The X-Men franchise contains some beloved characters, but there's no question at all about who's the most popular: It's easily Wolverine, who clawed his way to the top to become a pop culture icon.

That wasn't always the case, though. When Len Wein and Herb Trimpe introduced Wolverine in the pages of Incredible Hulk #181, they had no real intentions beyond just filling an editorial mandate to give the Marvel Universe a Canadian superhero. Trimpe would even refer to him as "one of those secondary or tertiary characters" that was used "with no particular notion of it going anywhere," much like other mid-'70s Hulk adversaries like the Missing Link, the Man-Beast, or the Cobalt Man. When an international team of X-Men was created a few months later, Wolverine seemed like a natural fit alongside other pre-existing characters like Sunfire and Banshee, even though artist Dave Cockrum wasn't really a fan of the character.
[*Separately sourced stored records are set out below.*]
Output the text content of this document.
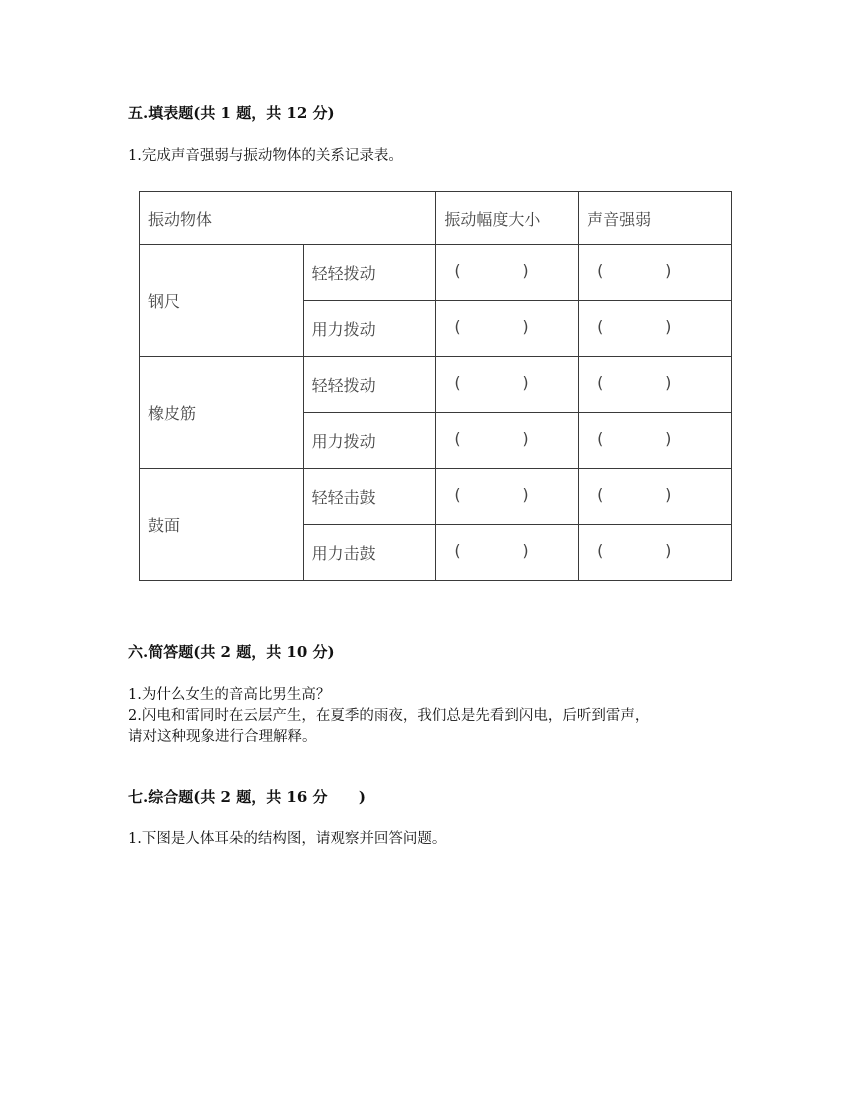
五.填表题(共 1 题，共 12 分)
1.完成声音强弱与振动物体的关系记录表。
振动物体		振动幅度大小	声音强弱
钢尺	轻轻拨动	( )	( )

	用力拨动	( )	( )

橡皮筋	轻轻拨动	( )	( )

	用力拨动	( )	( )

鼓面	轻轻击鼓	( )	( )

	用力击鼓	( )	( )
六.简答题(共 2 题，共 10 分)
1.为什么女生的音高比男生高？
2.闪电和雷同时在云层产生，在夏季的雨夜，我们总是先看到闪电，后听到雷声，
请对这种现象进行合理解释。
七.综合题(共 2 题，共 16 分      )
1.下图是人体耳朵的结构图，请观察并回答问题。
Even in those early X-Men stories, though, Wolverine's not really the focus — those stories mostly revolve around Cyclops and Storm. While Wolverine has an alluring mysterious past that's doled out piece by piece — readers weren't even sure that the claws were part of his arms and not just weapons until a year into his tenure as an X-Man — he's an ensemble player until Uncanny X-Men #132 in 1977. That was the story where Wolverine stepped into the spotlight, and he hasn't left it since.